Теперь вместо знамени посетителей приветствовал стенд «Развитие частного предпринимательства в городе Средневолжске», весь в фотографиях и диаграммах, а мраморную голову заменила пёстрая, как бабочка «павлиний глаз», ваза — подарок из братского Китая.
Навстречу Серому откуда-то сбоку вышел суровый милиционер в портупее, с пистолетом в коричневой кобуре, похожей на шоколадку.
— Вы к кому? — сухо спросил он, покачиваясь с носков на пятки — и обратно.
— Я… приватизацию мне… надо, — выдавил из себя Серый и разозлился ещё больше. — По делу, короче.
— Пройдите в гардероб, потом в пятый кабинет, — сказал милиционер.
…Серый шёл по коридору, и губы его против воли растягивались в улыбку. В горисполкоме пахло как в школе во время каникул, и почему-то этот запах казался родным и добрым. Он как бы намекал Серому: «Не боись, учащийся Сергей Сергушёв. Все будет».
Будет.

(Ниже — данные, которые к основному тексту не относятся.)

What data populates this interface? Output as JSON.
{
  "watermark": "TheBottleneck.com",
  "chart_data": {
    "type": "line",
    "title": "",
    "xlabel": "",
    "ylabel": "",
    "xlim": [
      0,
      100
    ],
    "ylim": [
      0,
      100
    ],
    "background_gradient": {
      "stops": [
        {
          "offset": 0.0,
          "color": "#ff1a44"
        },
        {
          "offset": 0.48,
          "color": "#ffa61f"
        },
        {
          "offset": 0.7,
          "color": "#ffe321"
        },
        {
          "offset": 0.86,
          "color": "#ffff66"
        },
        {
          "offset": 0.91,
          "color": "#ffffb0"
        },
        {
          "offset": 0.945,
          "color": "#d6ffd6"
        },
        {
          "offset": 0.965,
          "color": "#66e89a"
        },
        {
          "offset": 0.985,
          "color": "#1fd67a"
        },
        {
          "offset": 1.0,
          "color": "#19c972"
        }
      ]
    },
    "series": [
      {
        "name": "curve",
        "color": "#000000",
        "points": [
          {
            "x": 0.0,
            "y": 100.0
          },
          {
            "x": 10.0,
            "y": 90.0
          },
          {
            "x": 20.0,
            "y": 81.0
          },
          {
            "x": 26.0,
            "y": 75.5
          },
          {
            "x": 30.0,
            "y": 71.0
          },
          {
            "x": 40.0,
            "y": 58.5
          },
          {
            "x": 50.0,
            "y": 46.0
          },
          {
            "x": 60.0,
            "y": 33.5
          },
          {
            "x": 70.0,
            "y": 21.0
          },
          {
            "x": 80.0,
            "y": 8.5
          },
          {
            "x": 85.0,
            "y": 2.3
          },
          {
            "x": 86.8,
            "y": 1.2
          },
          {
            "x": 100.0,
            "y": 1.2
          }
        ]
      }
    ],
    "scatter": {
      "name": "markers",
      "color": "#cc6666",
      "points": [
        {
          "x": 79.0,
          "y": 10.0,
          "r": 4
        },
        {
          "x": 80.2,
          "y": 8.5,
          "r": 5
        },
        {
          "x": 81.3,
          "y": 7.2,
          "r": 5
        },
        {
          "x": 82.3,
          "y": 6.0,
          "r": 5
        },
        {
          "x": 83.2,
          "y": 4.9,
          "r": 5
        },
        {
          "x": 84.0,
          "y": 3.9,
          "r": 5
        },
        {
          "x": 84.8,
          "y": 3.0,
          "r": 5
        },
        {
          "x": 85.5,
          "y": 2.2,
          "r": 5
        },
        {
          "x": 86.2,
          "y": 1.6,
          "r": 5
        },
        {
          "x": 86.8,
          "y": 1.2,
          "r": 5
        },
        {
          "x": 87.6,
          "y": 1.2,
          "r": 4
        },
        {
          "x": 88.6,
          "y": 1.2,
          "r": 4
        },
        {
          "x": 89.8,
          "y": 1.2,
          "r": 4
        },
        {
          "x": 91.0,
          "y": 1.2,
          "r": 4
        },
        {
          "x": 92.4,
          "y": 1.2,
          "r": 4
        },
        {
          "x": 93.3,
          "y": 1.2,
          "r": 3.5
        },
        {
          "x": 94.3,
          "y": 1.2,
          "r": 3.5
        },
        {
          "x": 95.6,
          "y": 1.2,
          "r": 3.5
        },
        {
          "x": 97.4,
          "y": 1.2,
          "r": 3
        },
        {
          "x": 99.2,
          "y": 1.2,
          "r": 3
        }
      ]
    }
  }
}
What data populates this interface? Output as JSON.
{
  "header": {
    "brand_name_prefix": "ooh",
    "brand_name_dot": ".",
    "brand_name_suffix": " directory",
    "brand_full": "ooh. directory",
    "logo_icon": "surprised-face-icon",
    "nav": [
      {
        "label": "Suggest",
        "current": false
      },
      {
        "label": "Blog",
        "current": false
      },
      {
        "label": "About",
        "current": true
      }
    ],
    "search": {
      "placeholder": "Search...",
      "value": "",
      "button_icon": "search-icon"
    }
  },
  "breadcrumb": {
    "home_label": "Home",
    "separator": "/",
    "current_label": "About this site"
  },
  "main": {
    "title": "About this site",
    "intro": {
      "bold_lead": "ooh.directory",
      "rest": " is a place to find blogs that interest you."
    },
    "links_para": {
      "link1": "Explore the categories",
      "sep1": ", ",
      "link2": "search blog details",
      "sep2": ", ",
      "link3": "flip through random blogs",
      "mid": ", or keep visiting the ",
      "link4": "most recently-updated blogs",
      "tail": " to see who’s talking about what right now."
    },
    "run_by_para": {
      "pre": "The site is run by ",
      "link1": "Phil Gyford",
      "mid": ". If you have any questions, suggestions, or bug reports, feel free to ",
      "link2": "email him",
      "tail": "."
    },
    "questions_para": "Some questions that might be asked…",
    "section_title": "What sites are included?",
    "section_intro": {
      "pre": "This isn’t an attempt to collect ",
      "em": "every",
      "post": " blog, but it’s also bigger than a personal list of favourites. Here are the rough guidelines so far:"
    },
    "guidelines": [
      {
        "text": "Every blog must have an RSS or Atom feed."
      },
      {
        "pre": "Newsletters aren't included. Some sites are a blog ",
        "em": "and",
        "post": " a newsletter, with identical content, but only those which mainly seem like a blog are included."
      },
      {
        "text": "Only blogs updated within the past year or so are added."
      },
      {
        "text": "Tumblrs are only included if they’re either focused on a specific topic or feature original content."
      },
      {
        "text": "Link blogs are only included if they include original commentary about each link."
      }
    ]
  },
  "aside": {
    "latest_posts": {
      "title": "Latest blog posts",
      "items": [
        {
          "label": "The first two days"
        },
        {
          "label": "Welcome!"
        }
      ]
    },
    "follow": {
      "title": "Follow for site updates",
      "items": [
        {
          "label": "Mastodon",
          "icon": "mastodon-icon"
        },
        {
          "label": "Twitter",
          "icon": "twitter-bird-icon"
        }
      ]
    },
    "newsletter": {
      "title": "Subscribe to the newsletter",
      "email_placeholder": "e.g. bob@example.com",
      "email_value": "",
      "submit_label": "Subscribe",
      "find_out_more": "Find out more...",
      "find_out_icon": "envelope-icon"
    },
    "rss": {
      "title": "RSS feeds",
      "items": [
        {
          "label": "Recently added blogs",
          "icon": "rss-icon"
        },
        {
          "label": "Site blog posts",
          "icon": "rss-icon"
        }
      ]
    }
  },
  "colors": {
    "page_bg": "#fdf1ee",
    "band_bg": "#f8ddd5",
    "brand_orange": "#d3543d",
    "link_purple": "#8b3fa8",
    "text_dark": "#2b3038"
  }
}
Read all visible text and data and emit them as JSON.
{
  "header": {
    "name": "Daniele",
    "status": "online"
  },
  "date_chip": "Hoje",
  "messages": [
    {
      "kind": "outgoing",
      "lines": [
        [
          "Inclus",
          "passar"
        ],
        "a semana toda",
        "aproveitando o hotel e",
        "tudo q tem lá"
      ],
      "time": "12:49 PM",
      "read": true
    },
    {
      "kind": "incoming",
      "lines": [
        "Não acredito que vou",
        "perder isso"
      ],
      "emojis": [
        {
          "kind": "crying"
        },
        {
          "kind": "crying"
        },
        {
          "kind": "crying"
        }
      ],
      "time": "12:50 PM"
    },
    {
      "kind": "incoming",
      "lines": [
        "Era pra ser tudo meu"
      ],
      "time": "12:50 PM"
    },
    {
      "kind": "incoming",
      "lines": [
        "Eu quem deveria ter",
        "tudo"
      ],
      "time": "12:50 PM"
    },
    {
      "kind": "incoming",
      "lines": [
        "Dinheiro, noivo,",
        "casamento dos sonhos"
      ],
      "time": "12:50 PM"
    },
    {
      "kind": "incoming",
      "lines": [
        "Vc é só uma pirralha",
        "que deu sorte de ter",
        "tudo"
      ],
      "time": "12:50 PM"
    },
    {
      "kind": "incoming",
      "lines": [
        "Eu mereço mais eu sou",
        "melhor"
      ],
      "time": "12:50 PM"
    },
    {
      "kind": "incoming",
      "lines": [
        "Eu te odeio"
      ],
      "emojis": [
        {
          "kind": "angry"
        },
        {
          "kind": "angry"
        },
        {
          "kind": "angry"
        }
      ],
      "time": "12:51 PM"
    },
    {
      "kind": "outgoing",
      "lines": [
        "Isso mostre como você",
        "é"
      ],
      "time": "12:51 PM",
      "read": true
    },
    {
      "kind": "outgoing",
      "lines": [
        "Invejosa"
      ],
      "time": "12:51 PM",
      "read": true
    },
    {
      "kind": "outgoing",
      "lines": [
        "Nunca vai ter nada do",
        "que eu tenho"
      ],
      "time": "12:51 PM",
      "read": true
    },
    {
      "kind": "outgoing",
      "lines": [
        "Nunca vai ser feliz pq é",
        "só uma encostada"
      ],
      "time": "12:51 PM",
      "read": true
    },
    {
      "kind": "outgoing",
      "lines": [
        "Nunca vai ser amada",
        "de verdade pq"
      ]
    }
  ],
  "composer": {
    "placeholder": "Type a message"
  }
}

В том числе и хорошо.
И хотя Серый уже давным-давно не был никаким учащимся, сейчас ему вдруг очень захотелось, чтобы все вернулось обратно, и из двери с циферкой «5» вышла завуч Вера Александровна, строго посмотрела поверх очков, спросила своим «особым» голосом: «Сергушёв, опять прогуливаешь?», взяла его за руку и повела в класс.
Серый даже постоял несколько секунд в коридоре, словно бы всерьёз надеясь, что представленное им может произойти на самом деле. И только заслышав чьи-то шаги за спиной, постучал, открыл дверь и вошёл.